I liked the story about Boxing Day at Prenton Park. Because of low crowds, Nigel tends to sit more or less where he likes for most games. But on Boxing Day he takes great pleasure in booting out the once-a-season types who come for a day out, so that he can take his proper place. Heartless, but it means that everything is in order. There wasn't so much talk about being top of the league. They have obviously seen who has sneaked up into second place. For some time Nigel has been an admirer of Jamie Coppinger. I said I would check. He is still on loan at Forest. Towards the end of Cliched At Christmas, the line about the ships was replaced by what sounded like "I saw Kate Bush with the ICF at Mile End tube in the morning." My, how people change.

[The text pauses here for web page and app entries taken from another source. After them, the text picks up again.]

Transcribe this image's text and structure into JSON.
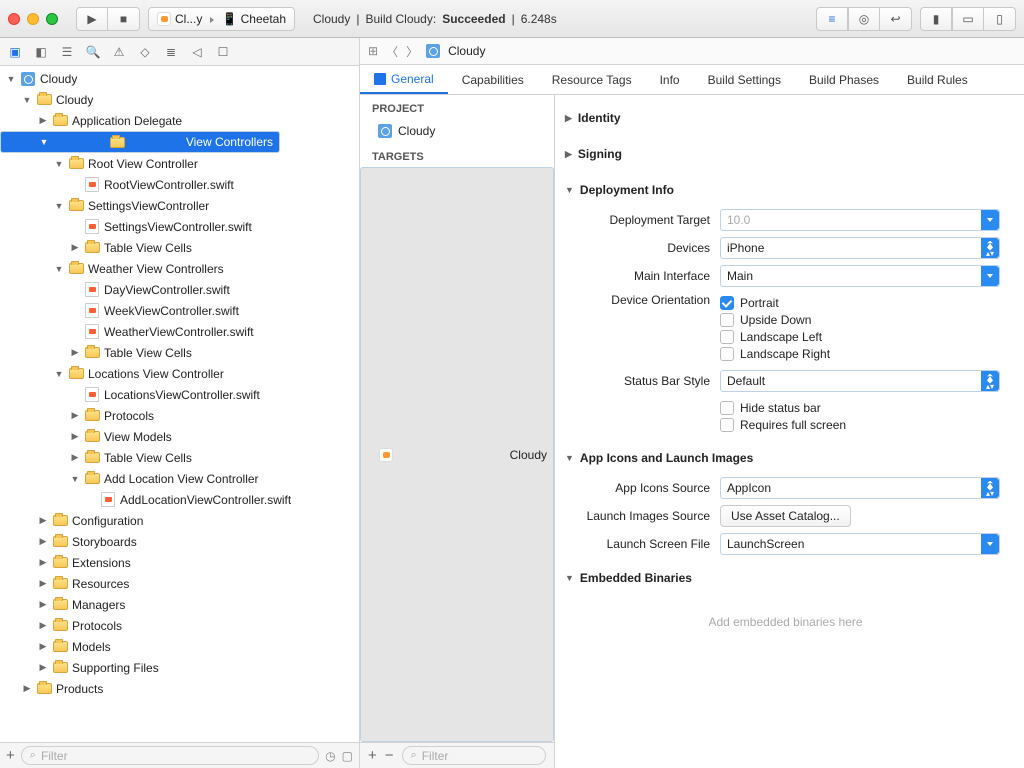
{
  "toolbar": {
    "scheme_app": "Cl...y",
    "scheme_device": "Cheetah",
    "status_project": "Cloudy",
    "status_action": "Build Cloudy:",
    "status_result": "Succeeded",
    "status_time": "6.248s"
  },
  "jumpbar": {
    "path": "Cloudy"
  },
  "navigator": {
    "filter_placeholder": "Filter",
    "tree": [
      {
        "d": 0,
        "t": "proj",
        "o": "open",
        "l": "Cloudy"
      },
      {
        "d": 1,
        "t": "folder",
        "o": "open",
        "l": "Cloudy"
      },
      {
        "d": 2,
        "t": "folder",
        "o": "closed",
        "l": "Application Delegate"
      },
      {
        "d": 2,
        "t": "folder",
        "o": "open",
        "l": "View Controllers",
        "sel": true
      },
      {
        "d": 3,
        "t": "folder",
        "o": "open",
        "l": "Root View Controller"
      },
      {
        "d": 4,
        "t": "swift",
        "o": "none",
        "l": "RootViewController.swift"
      },
      {
        "d": 3,
        "t": "folder",
        "o": "open",
        "l": "SettingsViewController"
      },
      {
        "d": 4,
        "t": "swift",
        "o": "none",
        "l": "SettingsViewController.swift"
      },
      {
        "d": 4,
        "t": "folder",
        "o": "closed",
        "l": "Table View Cells"
      },
      {
        "d": 3,
        "t": "folder",
        "o": "open",
        "l": "Weather View Controllers"
      },
      {
        "d": 4,
        "t": "swift",
        "o": "none",
        "l": "DayViewController.swift"
      },
      {
        "d": 4,
        "t": "swift",
        "o": "none",
        "l": "WeekViewController.swift"
      },
      {
        "d": 4,
        "t": "swift",
        "o": "none",
        "l": "WeatherViewController.swift"
      },
      {
        "d": 4,
        "t": "folder",
        "o": "closed",
        "l": "Table View Cells"
      },
      {
        "d": 3,
        "t": "folder",
        "o": "open",
        "l": "Locations View Controller"
      },
      {
        "d": 4,
        "t": "swift",
        "o": "none",
        "l": "LocationsViewController.swift"
      },
      {
        "d": 4,
        "t": "folder",
        "o": "closed",
        "l": "Protocols"
      },
      {
        "d": 4,
        "t": "folder",
        "o": "closed",
        "l": "View Models"
      },
      {
        "d": 4,
        "t": "folder",
        "o": "closed",
        "l": "Table View Cells"
      },
      {
        "d": 4,
        "t": "folder",
        "o": "open",
        "l": "Add Location View Controller"
      },
      {
        "d": 5,
        "t": "swift",
        "o": "none",
        "l": "AddLocationViewController.swift"
      },
      {
        "d": 2,
        "t": "folder",
        "o": "closed",
        "l": "Configuration"
      },
      {
        "d": 2,
        "t": "folder",
        "o": "closed",
        "l": "Storyboards"
      },
      {
        "d": 2,
        "t": "folder",
        "o": "closed",
        "l": "Extensions"
      },
      {
        "d": 2,
        "t": "folder",
        "o": "closed",
        "l": "Resources"
      },
      {
        "d": 2,
        "t": "folder",
        "o": "closed",
        "l": "Managers"
      },
      {
        "d": 2,
        "t": "folder",
        "o": "closed",
        "l": "Protocols"
      },
      {
        "d": 2,
        "t": "folder",
        "o": "closed",
        "l": "Models"
      },
      {
        "d": 2,
        "t": "folder",
        "o": "closed",
        "l": "Supporting Files"
      },
      {
        "d": 1,
        "t": "folder",
        "o": "closed",
        "l": "Products"
      }
    ]
  },
  "outline": {
    "project_header": "PROJECT",
    "project_name": "Cloudy",
    "targets_header": "TARGETS",
    "target_name": "Cloudy",
    "filter_placeholder": "Filter"
  },
  "tabs": [
    "General",
    "Capabilities",
    "Resource Tags",
    "Info",
    "Build Settings",
    "Build Phases",
    "Build Rules"
  ],
  "form": {
    "identity_h": "Identity",
    "signing_h": "Signing",
    "deploy_h": "Deployment Info",
    "deploy_target_l": "Deployment Target",
    "deploy_target_v": "10.0",
    "devices_l": "Devices",
    "devices_v": "iPhone",
    "main_if_l": "Main Interface",
    "main_if_v": "Main",
    "orient_l": "Device Orientation",
    "orient_portrait": "Portrait",
    "orient_upside": "Upside Down",
    "orient_land_l": "Landscape Left",
    "orient_land_r": "Landscape Right",
    "status_style_l": "Status Bar Style",
    "status_style_v": "Default",
    "hide_status": "Hide status bar",
    "req_full": "Requires full screen",
    "icons_h": "App Icons and Launch Images",
    "appicons_l": "App Icons Source",
    "appicons_v": "AppIcon",
    "launchimg_l": "Launch Images Source",
    "launchimg_btn": "Use Asset Catalog...",
    "launchscr_l": "Launch Screen File",
    "launchscr_v": "LaunchScreen",
    "embed_h": "Embedded Binaries",
    "embed_placeholder": "Add embedded binaries here"
  }
}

The post-gig in-depth car park interview also covered the possibility of a new album in 2013. After all, people are already talking about it. Apparently there are five songs which would be best described as work in progress. Maybe you shouldn't bother holding your breath for it. I was also concerned about the apparent sacking of Birkenhead Van Hire. You might expect it to be some contractual disagreement at managerial level. But actually it's because Add Hire do minibuses that accommodate seating and storage space to the required capacity. And everybody gets to travel in luxury. I must say the seats looked like the ones Sir Alex gets at Old Trafford. So now you know. And what's all this about film soundtracks? Apparently top level negotiations took place with the makers of Seven Psychopaths, to a satisfactory conclusion. I had already agreed to see this film with my mate in Sheffield the following day. It's not quite the kind of thing where you would expect to hear HMHB. It's all good stuff, but stay away if you don't like blood and guts. And bear in mind that all you get is about five seconds of the introduction to Trumpton Riots. But it will raise a smile, or maybe an eyebrow, when you see the hit factory of Blackwell, Blackwell, Crossley and Lloyd listed in the credits at the end.
The songs at Holmfirth were (very slack of me to forget to make a note of the times. I had thought about making some up, but couldn't be arsed).
Irk The Purists
When The Evening Sun Goes Down
My Baby Got The Yipps
Lock Up Your Mountain Bikes
99% Of Gargoyles
Joy In Leeuwarden
The Bastard Son Of Dean Friedman
The Best Things In Life
The Light At The End Of The Tunnel
Asparagus Next Left
All I Want For Christmas Is A Dukla Prague Away Kit
National Shite Day
Tending The Wrong Grave
Bob Wilson Anchor Man
Outbreak Of Vitas Gerulaitis
Used To Be In Evil Gazebo
Monmore Hare's Running
For What Is Chatteris?
Rock 'n' Roll Is Full Of Bad Wools
1966 And All That
We Built This Village On A Trad Arr Tune
Fix It So She Thinks Of Me
And three in the encore:
It's Cliched To Be Cynical At Christmas
Joy Division Oven Gloves
So that's it for another year. I suppose we all re-convene in Sheffield in February.